Some of the ways a business can create customer loyalty include:
- Listening to customer feedback and asking questions.
- Following up with customers and encouraging them to make another purchase.
- Making sure you are there to answer questions and be a valuable resource.
- Always showing appreciation to customers.
- Providing loyal customers with a value incentive such as a rewards program, exclusive discounts, or first access.
Businesses Are Always Trying to Build Brand Reputation and Negative Reviews Don’t Help
Building brand recognition is something that every company must do. It’s much harder at the beginning, but it’s still something that requires regular attention. If the business expands into additional markets (domestic and international), adds new product lines or different services, and so forth, rebranding may be necessary.
One thing that can throw branding, recognition, trust, and authority out the window is negative customer reviews. These will overtake any efforts you make and drown out all the good. Let’s face it, negative reviews tend to get a lot more attention than positive ones.
Poor Company Reviews Can Make Talent Recruitment Difficult
There’s also another cost to businesses that isn’t always discussed. If your company starts to develop a negative reputation, it can affect recruitment and talent retention. People tend to be wary of working for a company with bad reviews. They don’t want to be part of a business that doesn’t treat customers well out of fear it treats the employees the same.
The competition to find top talent is fierce. You may be eyeing talent that other companies also have an interest in. Who do you think the potential employee will pick? A company with a great reputation and happy customers, or one that gets bad customer reviews?

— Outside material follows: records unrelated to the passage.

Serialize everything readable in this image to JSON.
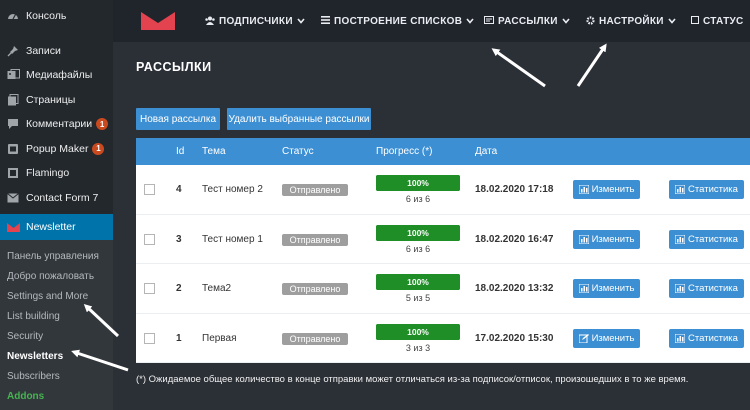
{
  "sidebar": {
    "items": [
      {
        "label": "Консоль",
        "icon": "dashboard-icon",
        "badge": null
      },
      {
        "label": "Записи",
        "icon": "pin-icon",
        "badge": null
      },
      {
        "label": "Медиафайлы",
        "icon": "media-icon",
        "badge": null
      },
      {
        "label": "Страницы",
        "icon": "pages-icon",
        "badge": null
      },
      {
        "label": "Комментарии",
        "icon": "comments-icon",
        "badge": "1"
      },
      {
        "label": "Popup Maker",
        "icon": "popup-icon",
        "badge": "1"
      },
      {
        "label": "Flamingo",
        "icon": "flamingo-icon",
        "badge": null
      },
      {
        "label": "Contact Form 7",
        "icon": "mail-icon",
        "badge": null
      }
    ],
    "active": {
      "label": "Newsletter",
      "icon": "newsletter-icon"
    },
    "submenu": [
      "Панель управления",
      "Добро пожаловать",
      "Settings and More",
      "List building",
      "Security",
      "Newsletters",
      "Subscribers",
      "Addons"
    ]
  },
  "topnav": {
    "items": [
      {
        "label": "ПОДПИСЧИКИ",
        "icon": "users-icon",
        "chevron": true
      },
      {
        "label": "ПОСТРОЕНИЕ СПИСКОВ",
        "icon": "list-icon",
        "chevron": true
      },
      {
        "label": "РАССЫЛКИ",
        "icon": "envelope-icon",
        "chevron": true
      },
      {
        "label": "НАСТРОЙКИ",
        "icon": "gear-icon",
        "chevron": true
      },
      {
        "label": "СТАТУС",
        "icon": "square-icon",
        "chevron": false
      }
    ]
  },
  "page": {
    "title": "РАССЫЛКИ",
    "new_button": "Новая рассылка",
    "delete_button": "Удалить выбранные рассылки"
  },
  "table": {
    "headers": {
      "id": "Id",
      "subject": "Тема",
      "status": "Статус",
      "progress": "Прогресс (*)",
      "date": "Дата"
    },
    "rows": [
      {
        "id": "4",
        "subject": "Тест номер 2",
        "status": "Отправлено",
        "progress": 100,
        "progress_label": "100%",
        "progress_text": "6 из 6",
        "date": "18.02.2020 17:18",
        "edit": "Изменить",
        "edit_icon": "chart-bar-icon",
        "stats": "Статистика"
      },
      {
        "id": "3",
        "subject": "Тест номер 1",
        "status": "Отправлено",
        "progress": 100,
        "progress_label": "100%",
        "progress_text": "6 из 6",
        "date": "18.02.2020 16:47",
        "edit": "Изменить",
        "edit_icon": "chart-bar-icon",
        "stats": "Статистика"
      },
      {
        "id": "2",
        "subject": "Тема2",
        "status": "Отправлено",
        "progress": 100,
        "progress_label": "100%",
        "progress_text": "5 из 5",
        "date": "18.02.2020 13:32",
        "edit": "Изменить",
        "edit_icon": "chart-bar-icon",
        "stats": "Статистика"
      },
      {
        "id": "1",
        "subject": "Первая",
        "status": "Отправлено",
        "progress": 100,
        "progress_label": "100%",
        "progress_text": "3 из 3",
        "date": "17.02.2020 15:30",
        "edit": "Изменить",
        "edit_icon": "edit-icon",
        "stats": "Статистика"
      }
    ]
  },
  "footnote": "(*) Ожидаемое общее количество в конце отправки может отличаться из-за подписок/отписок, произошедших в то же время.",
  "colors": {
    "accent": "#3d8fd3",
    "sidebar": "#23282d",
    "active": "#0073aa",
    "success": "#1f8e26",
    "badge": "#ca4a1f",
    "logo": "#e2434f"
  }
}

One Bad Customer Review Is Much More Than an Inconvenience
Passing off a bad customer review as an outlier or a blip is one of the biggest mistakes a business can make. Every review and customer experience needs to be taken seriously and treated equally. The goal should always be to get positive glowing reviews so that they reflect positively on the company and increase the odds of that customer returning. The reasons mentioned here show you just how easily a bad review can ruin a business.